Another limitation of this study concerns the prolonged recruitment phase (three years), with a high exclusion rate mostly secondary to failure to meet the inclusion criteria. This limitation, together with the negative results (i.e., no advantage to intraperitoneal administration) of the study, contributed to the delay in submitting this investigation for publication. Nevertheless, this is a novel study examining the efficacy of administering intraperitoneal NSAIDs alone in this surgical population, and the findings are still relevant.

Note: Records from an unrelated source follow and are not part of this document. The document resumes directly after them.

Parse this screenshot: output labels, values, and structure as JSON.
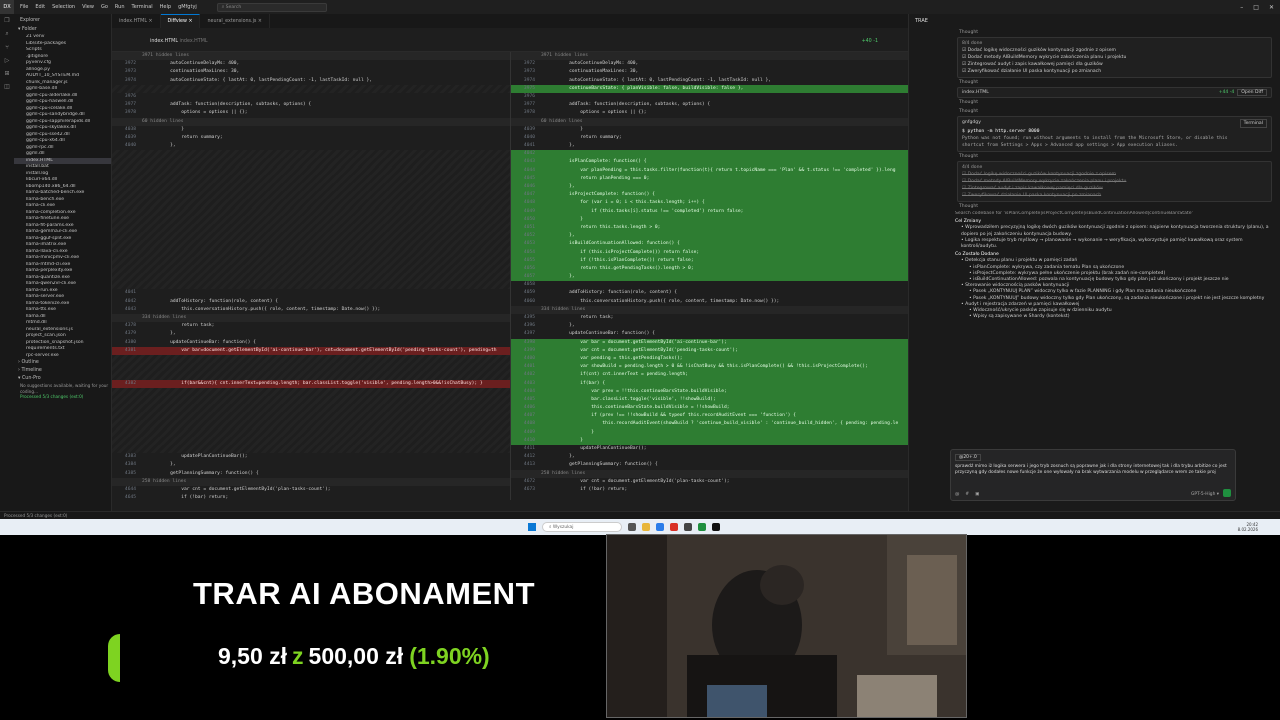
{
  "titlebar": {
    "logo": "DX",
    "menu": [
      "File",
      "Edit",
      "Selection",
      "View",
      "Go",
      "Run",
      "Terminal",
      "Help",
      "gMfgtyj"
    ],
    "search": "Search"
  },
  "explorer": {
    "title": "Explorer",
    "folder": "Folder",
    "files": [
      "21 venv",
      "Lib\\site-packages",
      "Scripts",
      ".gitignore",
      "pyvenv.cfg",
      "allnoge.py",
      "AUDYT_10_SYSTEM.md",
      "chunk_manager.js",
      "ggml-base.dll",
      "ggml-cpu-alderlake.dll",
      "ggml-cpu-haswell.dll",
      "ggml-cpu-icelake.dll",
      "ggml-cpu-sandybridge.dll",
      "ggml-cpu-sapphirerapids.dll",
      "ggml-cpu-skylakex.dll",
      "ggml-cpu-sse42.dll",
      "ggml-cpu-x64.dll",
      "ggml-rpc.dll",
      "ggml.dll",
      "index.HTML",
      "install.bat",
      "install.log",
      "libcurl-x64.dll",
      "libomp140.x86_64.dll",
      "llama-batched-bench.exe",
      "llama-bench.exe",
      "llama-cli.exe",
      "llama-completion.exe",
      "llama-finetune.exe",
      "llama-fit-params.exe",
      "llama-gemma3-cli.exe",
      "llama-gguf-split.exe",
      "llama-imatrix.exe",
      "llama-llava-cli.exe",
      "llama-minicpmv-cli.exe",
      "llama-mtmd-cli.exe",
      "llama-perplexity.exe",
      "llama-quantize.exe",
      "llama-qwen2vl-cli.exe",
      "llama-run.exe",
      "llama-server.exe",
      "llama-tokenize.exe",
      "llama-tts.exe",
      "llama.dll",
      "mtmd.dll",
      "neural_extensions.js",
      "project_scan.json",
      "protection_snapshot.json",
      "requirements.txt",
      "rpc-server.exe"
    ],
    "active": "index.HTML",
    "outline": "Outline",
    "timeline": "Timeline",
    "cunpro": "Cun-Pro",
    "cunpro_lines": [
      "No suggestions available, waiting for your",
      "coding..."
    ],
    "processed": "Processed 5/3 changes (ext:0)"
  },
  "tabs": [
    "index.HTML",
    "Diffview",
    "neural_extensions.js"
  ],
  "diff": {
    "file_label": "index.HTML",
    "file_sub": "index.HTML",
    "changes": "+40 -1"
  },
  "left_lines": [
    {
      "t": "hid",
      "c": "3971 hidden lines"
    },
    {
      "n": "3972",
      "c": "        autoContinueDelayMs: 400,"
    },
    {
      "n": "3973",
      "c": "        continuationMaxLines: 30,"
    },
    {
      "n": "3974",
      "c": "        autoContinueState: { lastAt: 0, lastPendingCount: -1, lastTaskId: null },"
    },
    {
      "t": "blank"
    },
    {
      "n": "3976",
      "c": ""
    },
    {
      "n": "3977",
      "c": "        addTask: function(description, subtasks, options) {"
    },
    {
      "n": "3978",
      "c": "            options = options || {};"
    },
    {
      "t": "hid",
      "c": "60 hidden lines"
    },
    {
      "n": "4038",
      "c": "            }"
    },
    {
      "n": "4039",
      "c": "            return summary;"
    },
    {
      "n": "4040",
      "c": "        },"
    },
    {
      "t": "blank"
    },
    {
      "t": "blank"
    },
    {
      "t": "blank"
    },
    {
      "t": "blank"
    },
    {
      "t": "blank"
    },
    {
      "t": "blank"
    },
    {
      "t": "blank"
    },
    {
      "t": "blank"
    },
    {
      "t": "blank"
    },
    {
      "t": "blank"
    },
    {
      "t": "blank"
    },
    {
      "t": "blank"
    },
    {
      "t": "blank"
    },
    {
      "t": "blank"
    },
    {
      "t": "blank"
    },
    {
      "t": "blank"
    },
    {
      "t": "blank"
    },
    {
      "n": "4041",
      "c": ""
    },
    {
      "n": "4042",
      "c": "        addToHistory: function(role, content) {"
    },
    {
      "n": "4043",
      "c": "            this.conversationHistory.push({ role, content, timestamp: Date.now() });"
    },
    {
      "t": "hid",
      "c": "334 hidden lines"
    },
    {
      "n": "4378",
      "c": "            return task;"
    },
    {
      "n": "4379",
      "c": "        },"
    },
    {
      "n": "4380",
      "c": "        updateContinueBar: function() {"
    },
    {
      "t": "del",
      "n": "4381",
      "c": "            var bar=document.getElementById('ai-continue-bar'), cnt=document.getElementById('pending-tasks-count'), pending=th"
    },
    {
      "t": "blank"
    },
    {
      "t": "blank"
    },
    {
      "t": "blank"
    },
    {
      "t": "del",
      "n": "4382",
      "c": "            if(bar&&cnt){ cnt.innerText=pending.length; bar.classList.toggle('visible', pending.length>0&&!isChatBusy); }"
    },
    {
      "t": "blank"
    },
    {
      "t": "blank"
    },
    {
      "t": "blank"
    },
    {
      "t": "blank"
    },
    {
      "t": "blank"
    },
    {
      "t": "blank"
    },
    {
      "t": "blank"
    },
    {
      "t": "blank"
    },
    {
      "n": "4383",
      "c": "            updatePlanContinueBar();"
    },
    {
      "n": "4384",
      "c": "        },"
    },
    {
      "n": "4385",
      "c": "        getPlanningSummary: function() {"
    },
    {
      "t": "hid",
      "c": "258 hidden lines"
    },
    {
      "n": "4644",
      "c": "            var cnt = document.getElementById('plan-tasks-count');"
    },
    {
      "n": "4645",
      "c": "            if (!bar) return;"
    }
  ],
  "right_lines": [
    {
      "t": "hid",
      "c": "3971 hidden lines"
    },
    {
      "n": "3972",
      "c": "        autoContinueDelayMs: 400,"
    },
    {
      "n": "3973",
      "c": "        continuationMaxLines: 30,"
    },
    {
      "n": "3974",
      "c": "        autoContinueState: { lastAt: 0, lastPendingCount: -1, lastTaskId: null },"
    },
    {
      "t": "add",
      "n": "3975",
      "c": "        continueBarsState: { planVisible: false, buildVisible: false },"
    },
    {
      "n": "3976",
      "c": ""
    },
    {
      "n": "3977",
      "c": "        addTask: function(description, subtasks, options) {"
    },
    {
      "n": "3978",
      "c": "            options = options || {};"
    },
    {
      "t": "hid",
      "c": "60 hidden lines"
    },
    {
      "n": "4039",
      "c": "            }"
    },
    {
      "n": "4040",
      "c": "            return summary;"
    },
    {
      "n": "4041",
      "c": "        },"
    },
    {
      "t": "add",
      "n": "4042",
      "c": ""
    },
    {
      "t": "add",
      "n": "4043",
      "c": "        isPlanComplete: function() {"
    },
    {
      "t": "add",
      "n": "4044",
      "c": "            var planPending = this.tasks.filter(function(t){ return t.topicName === 'Plan' && t.status !== 'completed' }).leng"
    },
    {
      "t": "add",
      "n": "4045",
      "c": "            return planPending === 0;"
    },
    {
      "t": "add",
      "n": "4046",
      "c": "        },"
    },
    {
      "t": "add",
      "n": "4047",
      "c": "        isProjectComplete: function() {"
    },
    {
      "t": "add",
      "n": "4048",
      "c": "            for (var i = 0; i < this.tasks.length; i++) {"
    },
    {
      "t": "add",
      "n": "4049",
      "c": "                if (this.tasks[i].status !== 'completed') return false;"
    },
    {
      "t": "add",
      "n": "4050",
      "c": "            }"
    },
    {
      "t": "add",
      "n": "4051",
      "c": "            return this.tasks.length > 0;"
    },
    {
      "t": "add",
      "n": "4052",
      "c": "        },"
    },
    {
      "t": "add",
      "n": "4053",
      "c": "        isBuildContinuationAllowed: function() {"
    },
    {
      "t": "add",
      "n": "4054",
      "c": "            if (this.isProjectComplete()) return false;"
    },
    {
      "t": "add",
      "n": "4055",
      "c": "            if (!this.isPlanComplete()) return false;"
    },
    {
      "t": "add",
      "n": "4056",
      "c": "            return this.getPendingTasks().length > 0;"
    },
    {
      "t": "add",
      "n": "4057",
      "c": "        },"
    },
    {
      "n": "4058",
      "c": ""
    },
    {
      "n": "4059",
      "c": "        addToHistory: function(role, content) {"
    },
    {
      "n": "4060",
      "c": "            this.conversationHistory.push({ role, content, timestamp: Date.now() });"
    },
    {
      "t": "hid",
      "c": "334 hidden lines"
    },
    {
      "n": "4395",
      "c": "            return task;"
    },
    {
      "n": "4396",
      "c": "        },"
    },
    {
      "n": "4397",
      "c": "        updateContinueBar: function() {"
    },
    {
      "t": "add",
      "n": "4398",
      "c": "            var bar = document.getElementById('ai-continue-bar');"
    },
    {
      "t": "add",
      "n": "4399",
      "c": "            var cnt = document.getElementById('pending-tasks-count');"
    },
    {
      "t": "add",
      "n": "4400",
      "c": "            var pending = this.getPendingTasks();"
    },
    {
      "t": "add",
      "n": "4401",
      "c": "            var showBuild = pending.length > 0 && !isChatBusy && this.isPlanComplete() && !this.isProjectComplete();"
    },
    {
      "t": "add",
      "n": "4402",
      "c": "            if(cnt) cnt.innerText = pending.length;"
    },
    {
      "t": "add",
      "n": "4403",
      "c": "            if(bar) {"
    },
    {
      "t": "add",
      "n": "4404",
      "c": "                var prev = !!this.continueBarsState.buildVisible;"
    },
    {
      "t": "add",
      "n": "4405",
      "c": "                bar.classList.toggle('visible', !!showBuild);"
    },
    {
      "t": "add",
      "n": "4406",
      "c": "                this.continueBarsState.buildVisible = !!showBuild;"
    },
    {
      "t": "add",
      "n": "4407",
      "c": "                if (prev !== !!showBuild && typeof this.recordAuditEvent === 'function') {"
    },
    {
      "t": "add",
      "n": "4408",
      "c": "                    this.recordAuditEvent(showBuild ? 'continue_build_visible' : 'continue_build_hidden', { pending: pending.le"
    },
    {
      "t": "add",
      "n": "4409",
      "c": "                }"
    },
    {
      "t": "add",
      "n": "4410",
      "c": "            }"
    },
    {
      "n": "4411",
      "c": "            updatePlanContinueBar();"
    },
    {
      "n": "4412",
      "c": "        },"
    },
    {
      "n": "4413",
      "c": "        getPlanningSummary: function() {"
    },
    {
      "t": "hid",
      "c": "258 hidden lines"
    },
    {
      "n": "4672",
      "c": "            var cnt = document.getElementById('plan-tasks-count');"
    },
    {
      "n": "4673",
      "c": "            if (!bar) return;"
    }
  ],
  "chat": {
    "title": "TRAE",
    "thought": "Thought",
    "todo_count": "8/4 done",
    "todos": [
      "Dodać logikę widoczności guzików kontynuacji zgodnie z opisem",
      "Dodać metody AIBuildMemory wykrycie zakończenia planu i projektu",
      "Zintegrować audyt i zapis kawałkowej pamięci dla guzików",
      "Zweryfikować działanie UI paska kontynuacji po zmianach"
    ],
    "file_card": "index.HTML",
    "file_card_changes": "+44 -4",
    "open_diff": "Open Diff",
    "terminal_label": "gnfgdgy",
    "terminal_tag": "Terminal",
    "cmd": "python -m http.server 8000",
    "cmd_out": [
      "Python was not found; run without arguments to install from the Microsoft Store, or disable this",
      "shortcut from Settings > Apps > Advanced app settings > App execution aliases."
    ],
    "todo_count2": "4/4 done",
    "search_line": "Search codebase for 'isPlanComplete|isProjectComplete|isBuildContinuationAllowed|continueBarsState'",
    "heading1": "Cel Zmiany",
    "b1": "Wprowadziłem precyzyjną logikę dwóch guzików kontynuacji zgodnie z opisem: najpierw kontynuacja tworzenia struktury (planu), a dopiero po jej zakończeniu kontynuacja budowy.",
    "b2": "Logika respektuje tryb myślowy → planowanie → wykonanie → weryfikacja, wykorzystuje pamięć kawałkową oraz system kontroli/audytu.",
    "heading2": "Co Zostało Dodane",
    "b3": "Detekcja stanu planu i projektu w pamięci zadań",
    "b3a": "isPlanComplete: wykrywa, czy zadania tematu Plan są ukończone",
    "b3b": "isProjectComplete: wykrywa pełne ukończenie projektu (brak zadań nie-completed)",
    "b3c": "isBuildContinuationAllowed: pozwala na kontynuację budowy tylko gdy plan już ukończony i projekt jeszcze nie",
    "b4": "Sterowanie widocznością pasków kontynuacji",
    "b4a": "Pasek „KONTYNUUJ PLAN” widoczny tylko w fazie PLANNING i gdy Plan ma zadania nieukończone",
    "b4b": "Pasek „KONTYNUUJ” budowy widoczny tylko gdy Plan ukończony, są zadania nieukończone i projekt nie jest jeszcze kompletny",
    "b5": "Audyt i rejestracja zdarzeń w pamięci kawałkowej",
    "b5a": "Widoczność/ukrycie pasków zapisuje się w dzienniku audytu",
    "b5b": "Wpisy są zapisywane w Shardy (kontekst)",
    "input_tag": "@20+.0",
    "input_text": "sprawdź mimo iż logika serwera i jego tryb zosnuch są poprawne jak i dla strony internetowej tak i dla trybu arbitize co jest przyczyną gdy dodałes nowe funkcje że one wyłowały na brak wytwarzania modelu w przeglądarce wrem ze takie proj",
    "model": "GPT-5-High"
  },
  "statusbar": {
    "left": "Processed 5/3 changes (ext:0)"
  },
  "taskbar": {
    "search": "Wyszukaj",
    "time": "20:42",
    "date": "8.02.2026"
  },
  "overlay": {
    "title": "TRAR AI ABONAMENT",
    "current": "9,50 zł",
    "z": "z",
    "goal": "500,00 zł",
    "percent": "(1.90%)",
    "progress_fraction": 0.019
  }
}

In conclusion, the efficacy of IP ketorolac was comparable to IV ketorolac in the management of immediate postoperative pain following laparoscopic cholecystectomy, and both produced statistically significant reductions in opioid consumption in the PACU. Nevertheless, the clinical relevance of this difference (~25 µg) and the very small decrease in resting pain scores observed with both IP and IV ketorolac compared with Control is likely insignificant. Moreover, since no additional benefit was observed with intraperitoneal compared with intravenous administration, the study does not support off-label intraoperative administration of IP ketorolac for the treatment of postoperative pain in cholecystectomy patients. Further investigations powered to detect adverse effects resulting from ketorolac and opioid analgesics would be required to assess the safety impact of different routes of administration.